According to the Law, the variation in internal energy (U) of the system is equal to the total of the heat added to the system (q) plus the work performed ON the system (W)
ΔU = q + W 

In response to the first question, 0.653 kJ of heat energy is extracted from the system (balloon) while 386 J of work is applied to the balloon, leading to 
ΔU = -653J + 386J 
=-267J 
Thus, the internal energy reduces by 267 J 

For the second question, 322 J of heat is supplied to the system (gold bar) while no work is undertaken on the gold bar, marking this as an isochoric/isovolumetric process, thus 
ΔU = 322J + 0 
=322J 
Hence, internal energy rises by 322 J

Tems11 [2.6K] · Answer 2 · 2026-04-04T12:53:53+03:00

The internal energy change of a gold bar is $\boxed{{\text{322 J}}}$

Additional clarification:

Thermodynamics:

It refers to a chemistry segment related to heat temperature and its relationship with work, termed thermodynamics, which finds extensive applications in pyrometallurgy, gas phase reactions, solid-gas interactions, ATP production, among other areas.

First law of Thermodynamics:

It hinges on the conservation of energy principle, asserting that the total energy within a system remains unchanged. According to this principle, the variation in internal energy is computed based on the total work performed on the system and the heat added. Its mathematical representation is as follows:

$\Delta {\text{U}}={\text{q}}+{\text{W}}$ …… (1)

Here,

$\Delta{\text{U}}$ signifies the change in internal energy of the system.

q is the heat supplied to the system.

W refers to the work done on the system.

The equation for calculating work performed can be expressed as:

${\text{W}}={\text{P}}\Delta{\text{V}}$ …… (2)

Where,

W indicates the work undertaken.

P represents the pressure on the system.

$\Delta{\text{V}}$ signifies the change in volume of the system.

Given that the gold bar's volume remains constant, it indicates $\Delta{\text{V}}$ to be zero.

Substituting 0 for $\Delta{\text{V}}$ in equation (2) allows for the calculation of work done on the gold bar.

$\begin{aligned}{\text{W}}&={\text{P}}\left( 0 \right)\\&=0\\\end{aligned}$

The value of q stands at 322 J.

The value of W is 0.

Placing these values in equation (1) enables the calculation of the change in internal energy of the gold bar.

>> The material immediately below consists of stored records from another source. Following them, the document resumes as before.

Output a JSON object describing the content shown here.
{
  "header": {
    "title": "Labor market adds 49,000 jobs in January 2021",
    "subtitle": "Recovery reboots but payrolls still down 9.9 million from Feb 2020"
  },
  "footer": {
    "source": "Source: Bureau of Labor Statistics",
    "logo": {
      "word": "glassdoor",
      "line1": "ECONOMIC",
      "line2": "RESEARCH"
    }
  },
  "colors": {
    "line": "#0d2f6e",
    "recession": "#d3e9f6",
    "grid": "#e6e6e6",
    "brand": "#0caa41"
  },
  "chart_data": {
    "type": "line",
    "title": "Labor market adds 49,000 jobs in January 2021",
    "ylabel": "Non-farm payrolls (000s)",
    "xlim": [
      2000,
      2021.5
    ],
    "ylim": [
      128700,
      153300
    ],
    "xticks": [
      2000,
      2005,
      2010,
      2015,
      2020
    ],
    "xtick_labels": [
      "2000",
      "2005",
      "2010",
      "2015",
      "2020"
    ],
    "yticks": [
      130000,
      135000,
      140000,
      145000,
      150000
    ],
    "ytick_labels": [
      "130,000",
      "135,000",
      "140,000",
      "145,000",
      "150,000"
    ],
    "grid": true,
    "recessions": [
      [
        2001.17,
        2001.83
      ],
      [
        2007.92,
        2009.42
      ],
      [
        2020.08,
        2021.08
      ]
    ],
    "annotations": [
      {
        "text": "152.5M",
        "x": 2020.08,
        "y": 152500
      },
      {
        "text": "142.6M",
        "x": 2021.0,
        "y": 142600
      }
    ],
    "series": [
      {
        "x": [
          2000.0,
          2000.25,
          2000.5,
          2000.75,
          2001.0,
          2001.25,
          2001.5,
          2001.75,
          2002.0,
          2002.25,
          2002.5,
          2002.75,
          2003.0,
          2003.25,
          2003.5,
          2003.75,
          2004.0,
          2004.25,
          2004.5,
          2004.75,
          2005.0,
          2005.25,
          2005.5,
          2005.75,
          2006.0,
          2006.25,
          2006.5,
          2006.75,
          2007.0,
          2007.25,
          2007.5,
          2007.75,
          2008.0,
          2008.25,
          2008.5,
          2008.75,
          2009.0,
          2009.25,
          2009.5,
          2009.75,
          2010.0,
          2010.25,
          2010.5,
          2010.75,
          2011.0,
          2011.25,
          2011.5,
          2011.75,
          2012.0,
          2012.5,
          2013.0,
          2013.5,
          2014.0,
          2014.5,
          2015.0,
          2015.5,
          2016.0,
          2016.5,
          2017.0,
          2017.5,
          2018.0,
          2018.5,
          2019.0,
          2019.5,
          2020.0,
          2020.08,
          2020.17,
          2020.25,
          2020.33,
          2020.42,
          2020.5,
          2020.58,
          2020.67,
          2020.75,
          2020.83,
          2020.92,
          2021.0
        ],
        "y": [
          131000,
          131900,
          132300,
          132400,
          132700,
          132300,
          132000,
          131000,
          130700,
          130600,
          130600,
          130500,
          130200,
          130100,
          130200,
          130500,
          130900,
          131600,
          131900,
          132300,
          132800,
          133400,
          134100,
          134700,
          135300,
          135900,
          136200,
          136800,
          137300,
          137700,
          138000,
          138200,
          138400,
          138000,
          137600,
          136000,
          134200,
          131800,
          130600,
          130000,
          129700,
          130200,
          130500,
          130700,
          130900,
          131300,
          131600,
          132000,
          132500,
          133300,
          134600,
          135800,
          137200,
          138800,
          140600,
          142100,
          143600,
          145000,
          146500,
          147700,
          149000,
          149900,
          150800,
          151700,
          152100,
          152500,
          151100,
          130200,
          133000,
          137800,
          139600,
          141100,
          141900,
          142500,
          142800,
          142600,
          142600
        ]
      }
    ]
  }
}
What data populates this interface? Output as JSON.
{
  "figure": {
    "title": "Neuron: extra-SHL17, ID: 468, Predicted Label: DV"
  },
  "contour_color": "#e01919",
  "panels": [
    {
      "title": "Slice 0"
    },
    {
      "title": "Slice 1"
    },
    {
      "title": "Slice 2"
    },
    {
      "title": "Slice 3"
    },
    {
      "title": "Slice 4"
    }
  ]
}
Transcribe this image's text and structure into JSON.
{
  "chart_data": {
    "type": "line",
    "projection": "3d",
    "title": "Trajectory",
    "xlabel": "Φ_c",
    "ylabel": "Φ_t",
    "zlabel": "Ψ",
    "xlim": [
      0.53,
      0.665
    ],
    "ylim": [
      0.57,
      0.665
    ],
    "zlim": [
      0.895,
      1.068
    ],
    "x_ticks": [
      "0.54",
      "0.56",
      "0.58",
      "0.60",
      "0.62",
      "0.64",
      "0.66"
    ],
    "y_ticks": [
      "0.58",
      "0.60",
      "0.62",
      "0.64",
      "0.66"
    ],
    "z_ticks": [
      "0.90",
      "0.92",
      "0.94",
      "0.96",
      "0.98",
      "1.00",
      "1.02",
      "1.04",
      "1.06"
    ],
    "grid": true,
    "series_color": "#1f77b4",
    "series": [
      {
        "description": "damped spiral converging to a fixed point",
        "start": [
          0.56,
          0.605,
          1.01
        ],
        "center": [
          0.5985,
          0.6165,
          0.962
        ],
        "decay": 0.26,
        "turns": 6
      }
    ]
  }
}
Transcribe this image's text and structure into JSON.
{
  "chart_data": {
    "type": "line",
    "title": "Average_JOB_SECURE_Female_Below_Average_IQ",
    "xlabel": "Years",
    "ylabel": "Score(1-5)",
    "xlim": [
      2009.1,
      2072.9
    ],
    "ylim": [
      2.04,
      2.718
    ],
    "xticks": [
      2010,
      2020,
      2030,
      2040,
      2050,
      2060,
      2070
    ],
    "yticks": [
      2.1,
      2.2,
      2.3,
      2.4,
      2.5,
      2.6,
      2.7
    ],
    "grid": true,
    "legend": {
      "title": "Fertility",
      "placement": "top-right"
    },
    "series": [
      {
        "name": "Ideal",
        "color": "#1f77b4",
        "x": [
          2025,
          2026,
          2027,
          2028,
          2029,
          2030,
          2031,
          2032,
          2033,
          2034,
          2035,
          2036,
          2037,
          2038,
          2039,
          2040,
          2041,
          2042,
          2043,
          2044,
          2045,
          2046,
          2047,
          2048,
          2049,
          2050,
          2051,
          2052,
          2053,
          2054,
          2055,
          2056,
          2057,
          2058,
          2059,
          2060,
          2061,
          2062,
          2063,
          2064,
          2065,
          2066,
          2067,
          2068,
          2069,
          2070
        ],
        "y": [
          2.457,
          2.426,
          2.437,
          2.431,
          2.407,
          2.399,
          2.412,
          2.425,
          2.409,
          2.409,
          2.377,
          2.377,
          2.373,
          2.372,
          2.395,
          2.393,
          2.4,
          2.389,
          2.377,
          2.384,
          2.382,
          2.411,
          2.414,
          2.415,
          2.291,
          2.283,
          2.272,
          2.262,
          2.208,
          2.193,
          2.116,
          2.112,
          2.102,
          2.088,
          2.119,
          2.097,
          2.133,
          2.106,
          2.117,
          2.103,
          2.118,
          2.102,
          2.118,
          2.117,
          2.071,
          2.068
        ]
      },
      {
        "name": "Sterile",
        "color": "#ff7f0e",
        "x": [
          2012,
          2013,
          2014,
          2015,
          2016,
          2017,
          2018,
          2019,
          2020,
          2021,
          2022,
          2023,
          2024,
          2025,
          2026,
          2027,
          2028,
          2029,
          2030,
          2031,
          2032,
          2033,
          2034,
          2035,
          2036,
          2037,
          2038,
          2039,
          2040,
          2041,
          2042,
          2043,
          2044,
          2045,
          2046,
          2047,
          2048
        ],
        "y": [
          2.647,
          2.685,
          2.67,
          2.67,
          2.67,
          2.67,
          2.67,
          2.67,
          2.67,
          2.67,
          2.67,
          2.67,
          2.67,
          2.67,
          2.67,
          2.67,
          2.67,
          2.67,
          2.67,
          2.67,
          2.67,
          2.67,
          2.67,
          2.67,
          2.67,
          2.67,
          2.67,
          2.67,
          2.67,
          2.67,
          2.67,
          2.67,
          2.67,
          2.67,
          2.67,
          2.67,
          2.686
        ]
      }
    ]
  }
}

$\begin{gathered}\Delta{\text{U}}={\text{322 J}}+0\\={\text{322 J}}\\\end{gathered}$

Consequently, the change in internal energy of the gold bar amounts to 322 J.

Explore further:

1. What is the final temperature of copper?

2. Calculate the specific heat of gold:

Response details:

Grade: Senior School

Subject: Chemistry

Chapter: Thermodynamics

Keywords: internal energy, heat, work, q, W, P, 322 J, 0, thermodynamics, first law of thermodynamics, law of conservation of energy, total energy, isolated system, volume, constant.